A célebre 'Encíclica da Igreja de Constantinopla a todas as Igrejas do mundo', de 1920, não era de fato dirigida "às Igrejas do Oriente, irmãs da nossa, às veneráveis Igrejas do Ocidente e àquelas do resto da cristandade"? E os esboços dos textos pré-conciliares, há mais de cinquenta anos, não utilizam o termo "Igreja", em particular para a Igreja Católica e as Igrejas Orientais, sem que isto suscite debates particulares? Por fim, como se poderia entender os trabalhos eclesiológicos da Comissão mista internacional de Diálogo Teológico entre a Igreja Católica e a Igreja Ortodoxa, sem um recíproco reconhecimento eclesial?

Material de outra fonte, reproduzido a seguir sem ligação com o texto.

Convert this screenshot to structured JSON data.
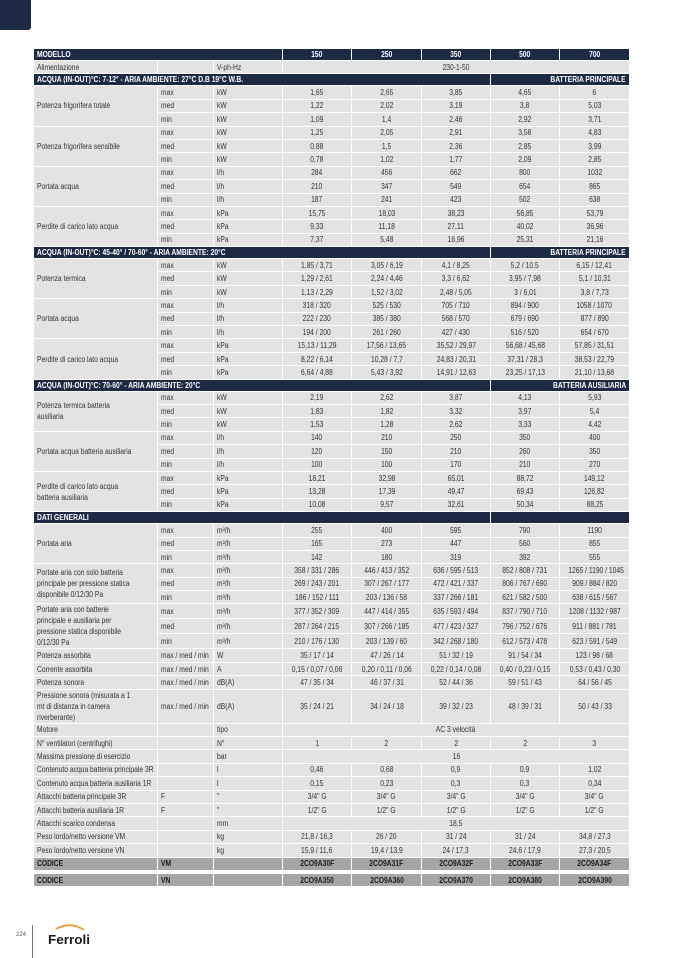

Pode-se perguntar se teria sido preferível conservar a abordagem adotada pelas Conferências pan-ortodoxas de 1961 e de 1986: elas não tratavam em modo indiferenciado as relações da Igreja Ortodoxa com o conjunto das Igrejas e das Confissões. A este respeito, o documento final faz uma interessante alusão a uma "hierarquia das dificuldades" que não pode que não recordar a "hierarquia das verdades" mencionadas pelo Concílio Vaticano II, e exorta, tendo presente a "especificidade dos problemas ligados a todos dialágio bilateral", a uma "diferenciação na metodologia a ser seguida". Nós acrescentaríamos que uma diferenciação terminológica poderia acompanhar esta diferenciação metodológica, em função de alguns critérios.

Um dos critérios importantes do reconhecimento eclesial, de um ponto de vista católico, é a sucessão apostólica. Este ponto de vista parece, outrossim, ser compartilhado por certas Igrejas Ortodoxas. Assim, a Igreja Ortodoxa russa, nos seus "Princípios fundamentais das relações com os não-ortodoxos", afirma claramente que "o diálogo com a Igreja Católica construiu-se e deve construir-se no futuro levando em consideração o fato fundamental que é uma Igreja que conservou a sucessão apostólica das ordenações" (Concílio Episcopal 2000). Mas existe um outro critério, ainda mais fundamental, para o diálogo ecumênico: o reconhecimento do Batismo. E, surpreendentemente, a palavra Batismo não é mencionada nem uma única vez neste documento do Santo e Grande Concílio sobre as relações com o conjunto do mundo cristão.

Outra observação: o documento leva por título "Relações", mas na prática limita estes últimos ao diálogo teológico, quando não é um rápido aceno aos "espinhosos problemas que nos apresenta o mundo de hoje" (n.23). O diálogo da verdade é, certamente, um aspecto essencial das relações entre Igrejas, mas  não o esgota. Estas relações interessam também o testemunho comum e a colaboração prática em muitos contextos, que são mencionado somente de passagem. As relações se desenvolvem também, e sobretudo, no quadro do diálogo da caridade, do qual o Papa Paulo VI e o Patriarca Atenágoras foram os modelos proféticos. Atenágoras, além disto, sublinhou que o diálogo da caridade tem também um significado teológico.

A tal propósito, a acolhida fraterna reservada pelo Concílio aos Observadores das outras Igrejas e as palavras cordiais que o Patriarca Bartolomeu dirigiu a eles, nas sessões de abertura e encerramento, mostram bem que, para bem além dos debates terminológicos, já existe um reconhecimento vivido pela eclesialidade das outras comunidades cristãs, em particular da Igreja Católica e das Igrejas orientais.

Por fim, as nossas relações são também de ordem espiritual: rezemos uns pelos outros e imploremos ao Senhor que acelere o cumprimento de sua oração pela unidade. É precisamente isto que evoca uma passagem do documento do Santo e Grande Concílio, com o qual concluímos estas breves observações: "Nas suas relações com os outros cristãos  [a Igreja Ortodoxa] nãos e baseia somente em forças humanas daqueles que conduzem o diálogo, mas conta também e antes de tudo com a proteção do Espírito Santo e na graça do Senhor, que rezou 'para que todos sejamos um'" (João 17,21).